E.     Bisnis Dan Perlindungan Konsumen
Berikut ini pemakalah mereview beberapa hukum ekonomi Islam yang berhubungan dengan perlindungan konsumen dari hasil kajian pak Muhammad dalam bukunya “Etika Bisnis Islami”. Berbagai kemungkinan terhadap penyalahgunaan kelemahan yang dimiliki oleh konsumen dapat terjadi (1) ketika sebelum transaksi jual beli berlangsung (pratransaksi) berupa iklan atau promosi yang tidak benar, (2) ketika transaksi itu sendiri sedang berlangsung dengan cara tipu muslihat, dan (3) ketika transaksi telah berlangsung dimana pelaku usaha tidak tahu menahu dengan kerugian yang ditanggung konsumen (purnatransaksi). Oleh karena itu, bahasan ini akan penulis mulai dari proses pratransaksi:
1.      Perlindungan dari Pemalsuan dan Informasi Tidak Benar
Sebelum membeli, seorang konsumen tentu akan mencari informasi tentang berbagai aspek dari suatu barang atau produk. Kelengkapan suatu informasi, daya tarik dan kelebihan suatu barang atau produk menjadi faktor yang sangat menentukan bagi konsumen untuk menentukan pilihannya. Oleh karena itu, informasi merupakan hal pokok yang dibutuhkan oleh setiap konsumen. Untuk zaman sekarang media yang digunakan oleh pelaku usaha tidak hanya berupa promosi lisan atau tulisan-tulisan saja, namun sudah menyebar pada seluruh media komunikasi dan telekomunikasi yang tersedia, seperti surat kabar, televise, faks, telepon, dan internet. Perkembangan pemakaian alat-alat promosi canggih, sungguh meletakkan konsumen pada kondisi rawan, bahkan zaman sekarang konsumen dihadapkan pada apa yang dikenal dengan consumer ignorance, yaitu ketidakmampuan konsumen menyeleksi informasi akibat kemajuan teknologi dan keragaman produk yang dipasarkan, sehingga hal ini dapat saja disalahgunakan oleh para pelaku usaha. Oleh karena itum konsumen harus diberi rasa aman dalam mendapatkan suatu informasi yang jujur dan bertanggung jawab.

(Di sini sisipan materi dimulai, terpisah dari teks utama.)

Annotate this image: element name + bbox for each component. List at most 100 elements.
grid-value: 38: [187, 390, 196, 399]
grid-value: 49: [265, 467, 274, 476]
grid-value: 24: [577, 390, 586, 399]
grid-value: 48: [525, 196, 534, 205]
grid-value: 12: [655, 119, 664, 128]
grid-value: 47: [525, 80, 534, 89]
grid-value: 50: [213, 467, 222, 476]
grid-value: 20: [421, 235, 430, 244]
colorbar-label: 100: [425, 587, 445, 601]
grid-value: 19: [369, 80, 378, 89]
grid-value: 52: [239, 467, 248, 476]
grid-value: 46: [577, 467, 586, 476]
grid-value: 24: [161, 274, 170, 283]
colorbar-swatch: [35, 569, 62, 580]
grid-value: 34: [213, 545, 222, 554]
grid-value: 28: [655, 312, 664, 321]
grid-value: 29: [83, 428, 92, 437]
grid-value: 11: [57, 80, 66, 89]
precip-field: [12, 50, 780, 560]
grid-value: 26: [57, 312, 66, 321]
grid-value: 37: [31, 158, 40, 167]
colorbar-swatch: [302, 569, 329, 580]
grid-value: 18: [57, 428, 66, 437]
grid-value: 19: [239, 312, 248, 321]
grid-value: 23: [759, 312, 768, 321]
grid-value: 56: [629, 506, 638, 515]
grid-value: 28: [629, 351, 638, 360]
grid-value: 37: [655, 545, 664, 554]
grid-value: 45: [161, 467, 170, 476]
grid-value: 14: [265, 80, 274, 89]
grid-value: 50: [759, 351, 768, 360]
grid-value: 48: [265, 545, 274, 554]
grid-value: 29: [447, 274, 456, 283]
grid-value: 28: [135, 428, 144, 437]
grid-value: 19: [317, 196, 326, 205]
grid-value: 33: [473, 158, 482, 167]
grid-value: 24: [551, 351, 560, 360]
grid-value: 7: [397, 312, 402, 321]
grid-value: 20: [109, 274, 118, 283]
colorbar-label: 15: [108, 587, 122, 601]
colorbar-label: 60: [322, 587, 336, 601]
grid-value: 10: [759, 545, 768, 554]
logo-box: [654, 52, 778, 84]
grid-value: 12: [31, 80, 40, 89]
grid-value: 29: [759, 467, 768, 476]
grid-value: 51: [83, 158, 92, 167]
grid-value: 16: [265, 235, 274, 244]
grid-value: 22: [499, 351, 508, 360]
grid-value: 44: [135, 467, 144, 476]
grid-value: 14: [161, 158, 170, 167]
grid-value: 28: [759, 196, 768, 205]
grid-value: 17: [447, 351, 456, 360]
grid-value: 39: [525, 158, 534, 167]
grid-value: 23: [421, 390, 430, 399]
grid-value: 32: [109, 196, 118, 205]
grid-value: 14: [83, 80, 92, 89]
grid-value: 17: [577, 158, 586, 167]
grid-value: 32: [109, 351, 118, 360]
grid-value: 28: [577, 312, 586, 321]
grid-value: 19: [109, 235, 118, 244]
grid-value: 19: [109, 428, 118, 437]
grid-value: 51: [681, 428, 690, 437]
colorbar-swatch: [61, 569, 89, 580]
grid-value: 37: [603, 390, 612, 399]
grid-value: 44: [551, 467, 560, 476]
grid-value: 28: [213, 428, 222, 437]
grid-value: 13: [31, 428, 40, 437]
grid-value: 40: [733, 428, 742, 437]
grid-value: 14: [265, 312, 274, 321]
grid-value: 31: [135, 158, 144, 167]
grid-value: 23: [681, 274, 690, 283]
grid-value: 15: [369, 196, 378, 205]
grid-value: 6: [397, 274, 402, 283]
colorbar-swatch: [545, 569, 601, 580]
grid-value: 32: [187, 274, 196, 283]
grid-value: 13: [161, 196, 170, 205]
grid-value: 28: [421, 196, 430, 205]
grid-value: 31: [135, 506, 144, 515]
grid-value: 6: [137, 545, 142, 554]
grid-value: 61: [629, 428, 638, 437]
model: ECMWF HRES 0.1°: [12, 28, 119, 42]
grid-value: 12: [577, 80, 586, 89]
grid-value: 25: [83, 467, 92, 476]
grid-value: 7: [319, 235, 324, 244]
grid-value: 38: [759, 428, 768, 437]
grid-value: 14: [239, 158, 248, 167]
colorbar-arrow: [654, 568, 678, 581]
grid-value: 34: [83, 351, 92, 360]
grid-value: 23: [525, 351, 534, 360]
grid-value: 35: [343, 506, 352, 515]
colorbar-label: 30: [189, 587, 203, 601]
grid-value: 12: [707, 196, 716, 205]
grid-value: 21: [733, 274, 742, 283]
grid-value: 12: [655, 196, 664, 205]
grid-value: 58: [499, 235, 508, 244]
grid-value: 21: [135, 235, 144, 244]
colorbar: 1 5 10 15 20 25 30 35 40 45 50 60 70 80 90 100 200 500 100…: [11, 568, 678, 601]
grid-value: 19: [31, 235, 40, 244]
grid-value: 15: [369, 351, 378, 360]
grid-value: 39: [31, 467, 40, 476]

2.      Perlindungan terhadapa Hak Pilih dan Nilai Tukar Tidak Wajar
Seorang konsumen dapat dikatakan tidak mempunyai hak pilih oleh dua sebab:
a.       Apabila dalam memenuhi kebutuhannya, ia terpaksa oleh suatu ancaman tertentu, seperti akan menyakiti secara jasmani, psikologi, atau mengancam utnuk tidak memenuhi haknya dalam masalah sosial ekonomi lainnya.
b.      Apabila konsumen tidak mempunyai pilihan karena kondisi yang dipaksakan oleh mekanisme pasar yang monopolistik.
Untuk mengatasi berlakunya harga yang tidak normal di pasar, fikih Islam sudah menawarkan banyak solusi, si antaranya:
a.       Pelarangan Praktek Ribawi
Dalam pelarangan praktek riba terdapat suatu perlindungan bagi konsumen karena harta yang dipinjam tersebut adalah barang yang dikonsumsi oleh para pemakainya, sedangkan dengan membebani para konsumen dari harta pinjaman tersebut, maka beban dari pihak yang meminjam uang tersebut akan bertambah besar. Lebih dari itu, praktek riba akan langsung berpengaruh pada harga barang-barang yang diproduksi oleh orang atau perusahaan debitur karena riba yang harus ia bayar pada kreditur akan menambah beban biaya produksi. Hal ini seperti langsung mempengaruhi dan membebani konsumen.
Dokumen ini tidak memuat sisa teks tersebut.